Computer Science behind Geospatial Databases

Simon Grätzer

Playlists: 'froscon2019' videos starting here / audio / related events

Modern databases generally implement some level of support for geospatial queries. In this talk I want to explore the techniques and frameworks that are commonly used by a variety of NoSQL and SQL databases.

Starting with the mass-market availability of GPS enabled Smartphones, Fitness-Watches and continuing with IoT devices, self-driving cars: Data with Geospatial information is generated and used in an increasing number of applications. Some of the most popular Apps rely on the availability to access geospatial data in an instant, just look at Google Maps, Uber, Tinder and many more.
Searching on single-dimensional data is essentially a solved problem, but indexing and searching multidimensional geospatial data requires some specialized algorithms and data-structures.
At ArangoDB we have gained some experience about this Topic as we have recently implemented Geospatial capabilities in our distributed database product.
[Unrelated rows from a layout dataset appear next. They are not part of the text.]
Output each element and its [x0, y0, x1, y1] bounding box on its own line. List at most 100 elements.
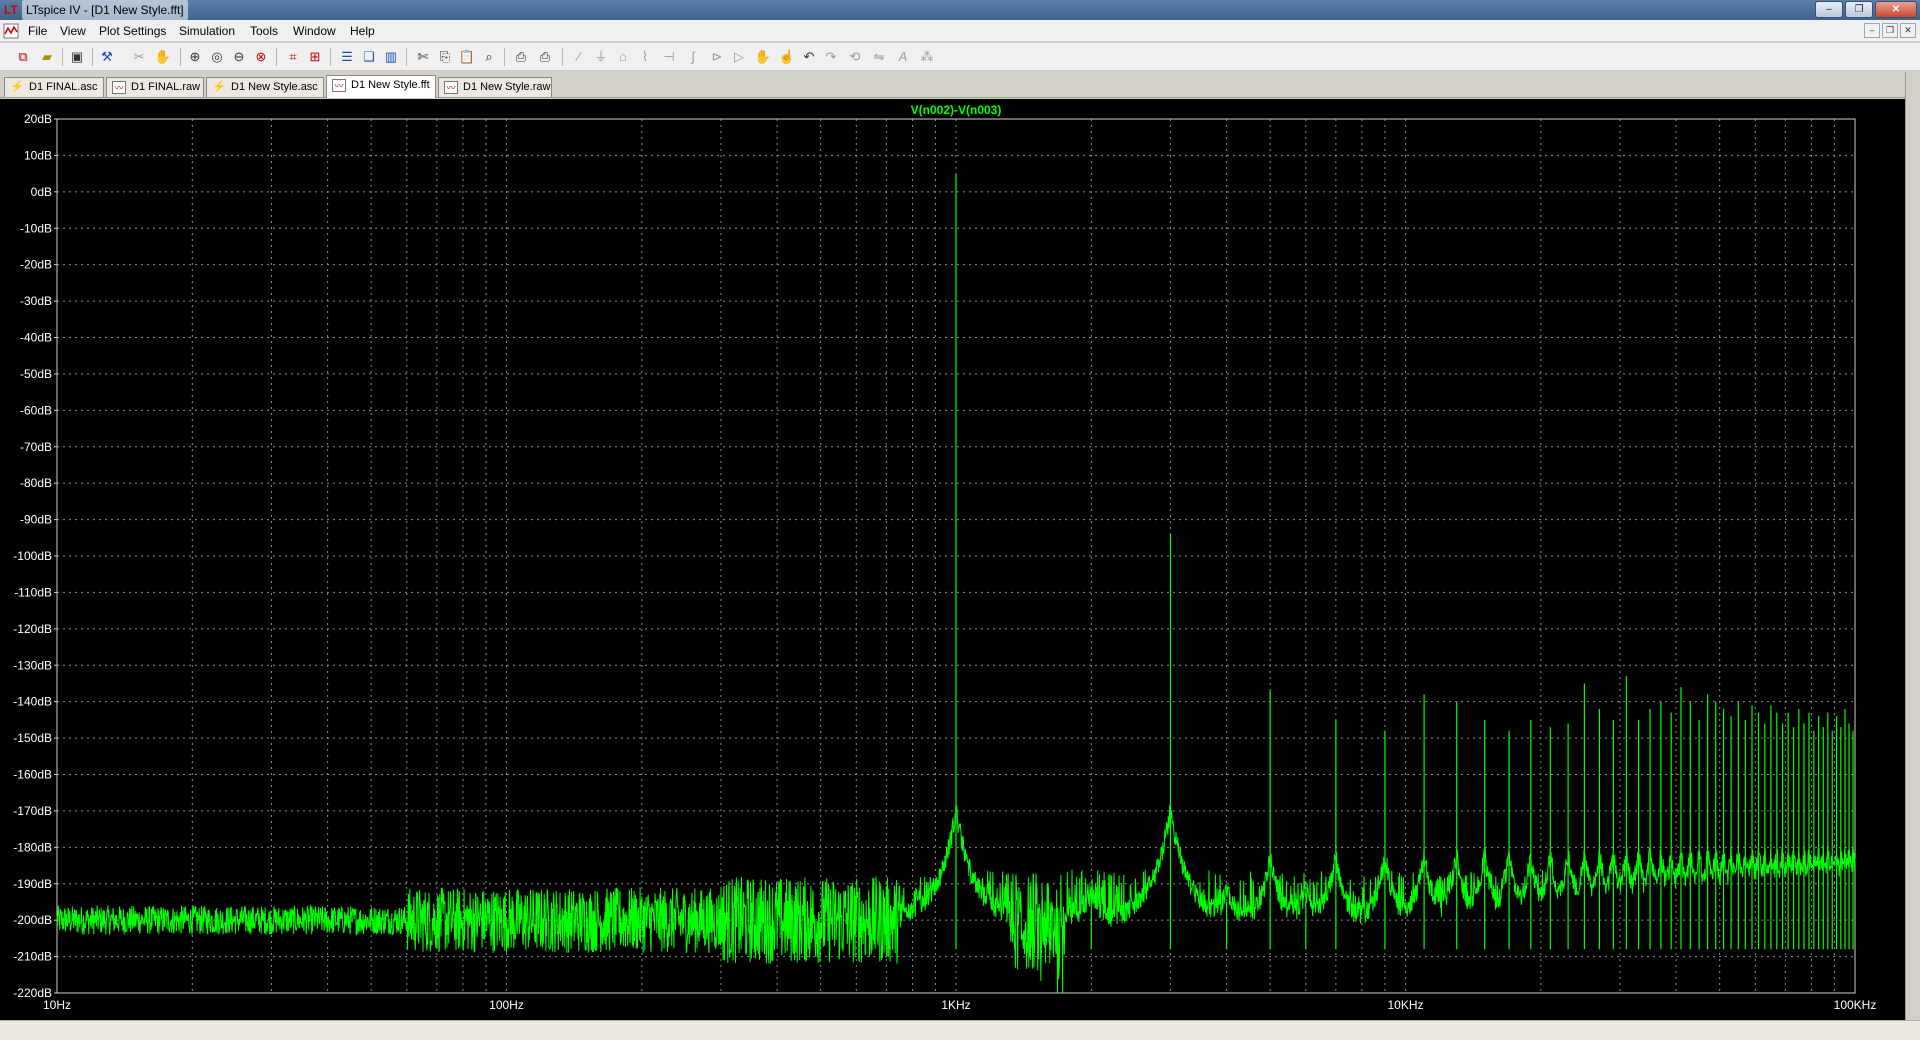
tab-label: D1 New Style.fft [351, 79, 430, 91]
minimize-button[interactable]: – [1815, 1, 1843, 18]
mdi-close-button[interactable]: ✕ [1900, 23, 1916, 38]
y-tick-label: -80dB [20, 476, 52, 490]
mirror-icon[interactable]: ⇋ [870, 48, 888, 66]
tab-label: D1 New Style.raw [463, 81, 551, 93]
autorange-icon[interactable]: ⌗ [284, 48, 302, 66]
waveform-doc-icon[interactable] [3, 23, 19, 39]
toolbar-separator [504, 48, 505, 66]
menu-file[interactable]: File [28, 23, 47, 39]
trace-name-label[interactable]: V(n002)-V(n003) [911, 103, 1002, 117]
trace-group [56, 173, 1856, 994]
copy-icon[interactable]: ⎘ [436, 48, 454, 66]
undo-icon[interactable]: ↶ [800, 48, 818, 66]
fft-plot[interactable]: 20dB 10dB 0dB -10dB -20dB -30dB -40dB -50dB -60d… [0, 99, 1905, 1020]
grid-icon[interactable]: ⊞ [306, 48, 324, 66]
tab-d1-new-style-raw[interactable]: 〰 D1 New Style.raw [438, 77, 552, 97]
spice-directive-icon[interactable]: ⁂ [918, 48, 936, 66]
move-icon[interactable]: ✋ [754, 48, 772, 66]
mdi-restore-button[interactable]: ❐ [1882, 23, 1898, 38]
window-edge-strip [1905, 72, 1920, 1020]
restore-button[interactable]: ❐ [1845, 1, 1873, 18]
ltspice-logo-icon: LT [4, 3, 18, 17]
waveform-icon: 〰 [332, 79, 346, 92]
scissors-icon[interactable]: ✄ [414, 48, 432, 66]
drag-icon[interactable]: ☝ [778, 48, 796, 66]
menu-tools[interactable]: Tools [250, 23, 278, 39]
text-icon[interactable]: A [894, 48, 912, 66]
y-tick-label: -130dB [13, 658, 52, 672]
rotate-icon[interactable]: ⟲ [846, 48, 864, 66]
find-icon[interactable]: ⌕ [480, 48, 498, 66]
y-tick-label: -60dB [20, 403, 52, 417]
menu-view[interactable]: View [60, 23, 86, 39]
x-tick-label: 100KHz [1834, 998, 1877, 1012]
wire-icon[interactable]: ∕ [570, 48, 588, 66]
y-tick-label: -30dB [20, 294, 52, 308]
y-tick-label: -210dB [13, 950, 52, 964]
new-schematic-icon[interactable]: ⧉ [14, 48, 32, 66]
tab-label: D1 FINAL.asc [29, 81, 98, 93]
tab-d1-new-style-fft[interactable]: 〰 D1 New Style.fft [326, 75, 436, 98]
inductor-icon[interactable]: ∫ [684, 48, 702, 66]
redo-icon[interactable]: ↷ [822, 48, 840, 66]
menu-plot-settings[interactable]: Plot Settings [99, 23, 166, 39]
toolbar: ⧉ ▰ ▣ ⚒ ✂ ✋ ⊕ ◎ ⊖ ⊗ ⌗ ⊞ ☰ ❏ ▥ ✄ ⎘ 📋 ⌕ ⎙ … [0, 43, 1920, 71]
ground-icon[interactable]: ⏚ [592, 48, 610, 66]
control-panel-icon[interactable]: ⚒ [98, 48, 116, 66]
capacitor-icon[interactable]: ⊣ [660, 48, 678, 66]
document-tab-bar: ⚡ D1 FINAL.asc 〰 D1 FINAL.raw ⚡ D1 New S… [0, 72, 1920, 98]
cascade-icon[interactable]: ❏ [360, 48, 378, 66]
menu-window[interactable]: Window [293, 23, 336, 39]
print-icon[interactable]: ⎙ [536, 48, 554, 66]
cut-dim-icon[interactable]: ✂ [130, 48, 148, 66]
title-bar: LT LTspice IV - [D1 New Style.fft] – ❐ ✕ [0, 0, 1920, 20]
y-tick-label: -90dB [20, 513, 52, 527]
zoom-in-icon[interactable]: ⊕ [186, 48, 204, 66]
y-tick-label: -40dB [20, 331, 52, 345]
y-tick-label: -70dB [20, 440, 52, 454]
zoom-out-icon[interactable]: ⊖ [230, 48, 248, 66]
tab-label: D1 FINAL.raw [131, 81, 201, 93]
pan-icon[interactable]: ✋ [154, 48, 172, 66]
zoom-area-icon[interactable]: ◎ [208, 48, 226, 66]
tile-vertical-icon[interactable]: ▥ [382, 48, 400, 66]
y-tick-label: 10dB [24, 148, 52, 162]
x-tick-label: 100Hz [489, 998, 524, 1012]
save-icon[interactable]: ▣ [68, 48, 86, 66]
waveform-plot-pane[interactable]: 20dB 10dB 0dB -10dB -20dB -30dB -40dB -50dB -60d… [0, 99, 1920, 1020]
waveform-icon: 〰 [444, 81, 458, 94]
diode-icon[interactable]: ⊳ [708, 48, 726, 66]
y-tick-label: 20dB [24, 112, 52, 126]
menu-simulation[interactable]: Simulation [179, 23, 235, 39]
y-tick-label: -180dB [13, 840, 52, 854]
tab-d1-new-style-asc[interactable]: ⚡ D1 New Style.asc [206, 77, 324, 97]
component-icon[interactable]: ▷ [730, 48, 748, 66]
resistor-icon[interactable]: ⌇ [636, 48, 654, 66]
label-icon[interactable]: ⌂ [614, 48, 632, 66]
print-preview-icon[interactable]: ⎙ [512, 48, 530, 66]
tile-horizontal-icon[interactable]: ☰ [338, 48, 356, 66]
zoom-fit-icon[interactable]: ⊗ [252, 48, 270, 66]
toolbar-separator [92, 48, 93, 66]
y-tick-label: -190dB [13, 877, 52, 891]
waveform-icon: 〰 [112, 81, 126, 94]
tab-d1-final-raw[interactable]: 〰 D1 FINAL.raw [106, 77, 204, 97]
y-tick-label: -20dB [20, 258, 52, 272]
toolbar-separator [180, 48, 181, 66]
y-tick-label: -170dB [13, 804, 52, 818]
menu-help[interactable]: Help [350, 23, 375, 39]
schematic-icon: ⚡ [212, 81, 226, 93]
tab-d1-final-asc[interactable]: ⚡ D1 FINAL.asc [4, 77, 104, 97]
y-tick-label: -150dB [13, 731, 52, 745]
y-tick-label: -120dB [13, 622, 52, 636]
open-icon[interactable]: ▰ [38, 48, 56, 66]
paste-icon[interactable]: 📋 [458, 48, 476, 66]
x-tick-label: 1KHz [941, 998, 970, 1012]
x-axis: 10Hz 100Hz 1KHz 10KHz 100KHz [43, 998, 1876, 1012]
toolbar-separator [62, 48, 63, 66]
window-title: LTspice IV - [D1 New Style.fft] [22, 0, 188, 20]
mdi-minimize-button[interactable]: – [1864, 23, 1880, 38]
close-button[interactable]: ✕ [1875, 1, 1917, 18]
y-tick-label: -10dB [20, 221, 52, 235]
y-tick-label: 0dB [31, 185, 52, 199]
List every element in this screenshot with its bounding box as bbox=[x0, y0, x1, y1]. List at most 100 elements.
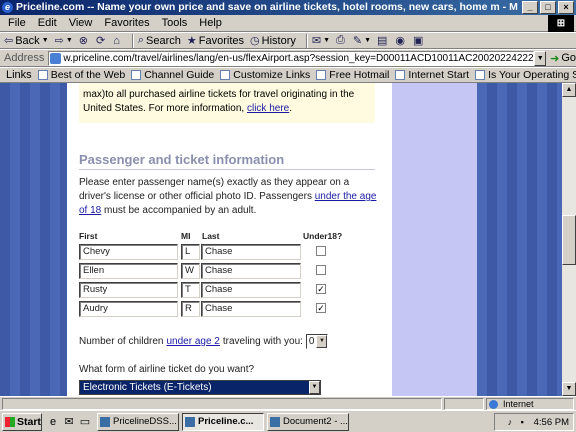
desktop-quicklaunch-icon[interactable]: ▭ bbox=[78, 415, 92, 429]
outlook-quicklaunch-icon[interactable]: ✉ bbox=[62, 415, 76, 429]
under18-checkbox[interactable]: ✓ bbox=[316, 284, 326, 294]
column-header-first: First bbox=[79, 231, 98, 241]
edit-icon: ✎ bbox=[352, 35, 363, 47]
last-name-input[interactable]: Chase bbox=[201, 244, 301, 260]
link-free-hotmail[interactable]: Free Hotmail bbox=[316, 69, 389, 81]
page-viewport: max)to all purchased airline tickets for… bbox=[0, 83, 562, 396]
under-18-link-b[interactable]: of 18 bbox=[79, 205, 101, 216]
last-name-input[interactable]: Chase bbox=[201, 263, 301, 279]
children-count-select[interactable]: 0 ▼ bbox=[305, 334, 329, 349]
scroll-down-button[interactable]: ▼ bbox=[562, 382, 576, 396]
children-count-value: 0 bbox=[308, 336, 315, 347]
go-arrow-icon: ➜ bbox=[550, 52, 560, 65]
network-icon[interactable]: ▪ bbox=[521, 417, 531, 427]
home-button[interactable]: ⌂ bbox=[113, 35, 122, 47]
vertical-scrollbar[interactable]: ▲ ▼ bbox=[562, 83, 576, 396]
link-page-icon bbox=[395, 70, 406, 80]
link-internet-start[interactable]: Internet Start bbox=[395, 69, 469, 81]
background-stripes-left bbox=[0, 83, 67, 396]
middle-initial-input[interactable]: L bbox=[181, 244, 200, 260]
search-button[interactable]: ⌕ Search bbox=[138, 34, 181, 47]
favorites-button[interactable]: ★ Favorites bbox=[187, 34, 244, 48]
address-input[interactable]: w.priceline.com/travel/airlines/lang/en-… bbox=[48, 50, 535, 66]
security-zone: Internet bbox=[486, 397, 574, 410]
click-here-link[interactable]: click here bbox=[247, 103, 289, 114]
under-18-link-a[interactable]: under the age bbox=[315, 191, 377, 202]
menu-file[interactable]: File bbox=[8, 17, 26, 29]
print-icon: ⎙ bbox=[336, 34, 345, 46]
middle-initial-input[interactable]: T bbox=[181, 282, 200, 298]
last-name-input[interactable]: Chase bbox=[201, 301, 301, 317]
link-label: Channel Guide bbox=[144, 69, 215, 81]
messenger-button[interactable]: ◉ bbox=[395, 34, 407, 47]
middle-initial-input[interactable]: R bbox=[181, 301, 200, 317]
column-header-under18: Under18? bbox=[303, 231, 343, 241]
refresh-button[interactable]: ⟳ bbox=[96, 34, 107, 47]
edit-button[interactable]: ✎ ▼ bbox=[353, 34, 371, 47]
close-button[interactable]: × bbox=[558, 1, 574, 14]
chevron-down-icon: ▼ bbox=[316, 335, 328, 348]
first-name-input[interactable]: Audry bbox=[79, 301, 178, 317]
start-button[interactable]: Start bbox=[2, 412, 42, 431]
search-icon: ⌕ bbox=[137, 34, 145, 46]
under-age-2-link[interactable]: under age 2 bbox=[166, 336, 219, 347]
link-label: Customize Links bbox=[233, 69, 311, 81]
link-best-of-web[interactable]: Best of the Web bbox=[37, 69, 125, 81]
scroll-up-button[interactable]: ▲ bbox=[562, 83, 576, 97]
children-label-post: traveling with you: bbox=[222, 336, 303, 347]
address-dropdown-button[interactable]: ▼ bbox=[534, 50, 547, 66]
menu-view[interactable]: View bbox=[69, 17, 93, 29]
back-arrow-icon: ⇦ bbox=[4, 35, 14, 47]
ticket-type-select[interactable]: Electronic Tickets (E-Tickets) ▼ bbox=[79, 380, 321, 395]
first-name-input[interactable]: Rusty bbox=[79, 282, 178, 298]
under18-checkbox[interactable] bbox=[316, 265, 326, 275]
ie-app-icon bbox=[185, 416, 195, 427]
menu-tools[interactable]: Tools bbox=[162, 17, 188, 29]
history-button[interactable]: ◷ History bbox=[250, 34, 296, 48]
link-label: Internet Start bbox=[408, 69, 470, 81]
ie-quicklaunch-icon[interactable]: e bbox=[46, 415, 60, 429]
status-panel bbox=[444, 397, 484, 410]
first-name-input[interactable]: Chevy bbox=[79, 244, 178, 260]
task-label: Document2 - ... bbox=[283, 416, 348, 427]
taskbar-item-active[interactable]: Priceline.c... bbox=[182, 412, 264, 431]
scroll-thumb[interactable] bbox=[562, 215, 576, 265]
link-label: Is Your Operating System Genuine bbox=[488, 69, 576, 81]
back-button[interactable]: ⇦ Back ▼ bbox=[4, 34, 49, 48]
discuss-button[interactable]: ▤ bbox=[377, 34, 389, 47]
under18-checkbox[interactable]: ✓ bbox=[316, 303, 326, 313]
last-name-input[interactable]: Chase bbox=[201, 282, 301, 298]
home-icon: ⌂ bbox=[113, 34, 120, 47]
go-button[interactable]: ➜ Go bbox=[550, 52, 576, 65]
link-channel-guide[interactable]: Channel Guide bbox=[131, 69, 214, 81]
notice-end: . bbox=[289, 103, 292, 114]
back-label: Back bbox=[15, 34, 40, 47]
print-button[interactable]: ⎙ bbox=[336, 34, 347, 47]
link-os-genuine[interactable]: Is Your Operating System Genuine bbox=[475, 69, 576, 81]
window-title: Priceline.com -- Name your own price and… bbox=[16, 1, 518, 13]
windows-flag-icon bbox=[5, 416, 15, 427]
forward-button[interactable]: ⇨ ▼ bbox=[55, 34, 73, 47]
history-label: History bbox=[261, 34, 296, 47]
link-page-icon bbox=[475, 70, 486, 80]
task-label: PricelineDSS... bbox=[113, 416, 177, 427]
mail-button[interactable]: ✉ ▼ bbox=[312, 34, 330, 47]
toolbar-separator bbox=[131, 33, 134, 48]
search-label: Search bbox=[146, 34, 181, 47]
stop-button[interactable]: ⊗ bbox=[79, 34, 90, 47]
taskbar-item[interactable]: Document2 - ... bbox=[267, 412, 349, 431]
link-label: Free Hotmail bbox=[329, 69, 390, 81]
minimize-button[interactable]: _ bbox=[522, 1, 538, 14]
first-name-input[interactable]: Ellen bbox=[79, 263, 178, 279]
research-button[interactable]: ▣ bbox=[413, 34, 425, 47]
volume-icon[interactable]: ♪ bbox=[508, 417, 518, 427]
menu-favorites[interactable]: Favorites bbox=[104, 17, 149, 29]
middle-initial-input[interactable]: W bbox=[181, 263, 200, 279]
menu-edit[interactable]: Edit bbox=[38, 17, 57, 29]
under18-checkbox[interactable] bbox=[316, 246, 326, 256]
taskbar: Start e ✉ ▭ PricelineDSS... Priceline.c.… bbox=[0, 410, 576, 432]
maximize-button[interactable]: □ bbox=[540, 1, 556, 14]
link-customize-links[interactable]: Customize Links bbox=[220, 69, 310, 81]
taskbar-item[interactable]: PricelineDSS... bbox=[97, 412, 179, 431]
menu-help[interactable]: Help bbox=[199, 17, 222, 29]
In this talk I want to discuss the foundations of geospatial datastores. Topics are:

- A short introduction into QuadTrees, Space filling curves and more

- Introduce Google's widely used S2 geometry library

- Comparison between different implementation strategies in NoSQL datastores like MongoDB, RethinkDB and ArangoDB

- Characteristics of different geo-query types and use-cases, and where typical performance traps are that the average deeveloper / database-user might run into.